我が国は、教育フォーラムにおいて「21世紀に向けた新しい高等教育交流」のプロジェクトを主導しており、「APEC研究センター日本コンソーシアム」の協力を得て、アジア・太平洋地域の高等教育機関における学生・教職員交流及び研究協力の促進を目指した活動を行っている。APEC研究センターは、APECに関する教育・研究を推進するため、参加各国・地域の高等教育・研究機関により組織されたもので、我が国では、現在11大学・機関が参加して「APEC研究センター日本コンソーシアム」(コンソーシアムとは緩やかな連合体の意)が組織されている。平成9年3月には、文部省、同コンソーシアム及び国連大学の共催により「APEC/国連大学:アジア太平洋における学術協力国際会議」を国連大学で開催した。

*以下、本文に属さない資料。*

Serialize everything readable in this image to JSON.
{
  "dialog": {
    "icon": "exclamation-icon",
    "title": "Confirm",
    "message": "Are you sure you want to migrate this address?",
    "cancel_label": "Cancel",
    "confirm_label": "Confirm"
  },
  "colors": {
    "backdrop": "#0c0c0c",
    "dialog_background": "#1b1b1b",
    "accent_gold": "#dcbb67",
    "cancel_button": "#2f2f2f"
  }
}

「APEC/国連大学:アジア・太平洋における学術協力国際会議」(国連大学:東京)


(4) 欧州連合(EC)との協力

EUは、それまでの欧州共同体(EC)を発展させる形で1993年に創設され、現在、ヨーロッパの15か国が加盟している。EUは、域内の協力・統合を推進すると同時に、域外国との対話・協力も積極的に推進しており、1991年の日本・EC共同宣言発出以降、我が国との間においても様々な分野で協力の枠組みが構築され、連携・協力の拡充・強化が図られている。教育の分野については、1996年6月にベルギーで「日本・EU教育ラウンドテーブル」が開催され、この分野における日本・EU間の本格的な対話が開始された。1997年9月の日本・EU協力週間においては、学者・専門家の参加を得て、教育及び科学技術の分野における日本・EU間の協力に関する国際会議を東京で開催した。


(5) 国連大学への協力

国連大学は、我が国に本部を置く唯一の国連機関であり、人類の存館続、発展及び福祉に関する世界的規模の諸問題についての研究、研修及び知識の普及を目的としている。国連大学は、他の国際機関や世界各地の高等教育・研究機関とネットワークを形成し、平和とガバナンス、開発、環境、科学技術の分野で、国際社会が直面する重要な課題に取り組んでおり、国連のシンクタンクともいうべき役割を果たしている。平成7年には国連大学の高等研究所が我が国に開設され、我が国の学界との連携・協力も得ながら、これらの課題に関する国際共同研究や研修プログラムを通じた人材養成等の事業活動を展開している。我が国は、施設の提供や大学基金及び事業費への拠出などの財政的支援とともに、我が国の大学・研究機関及び研究者との連携・協力の推進を通じた事業活動面での支援を行っている。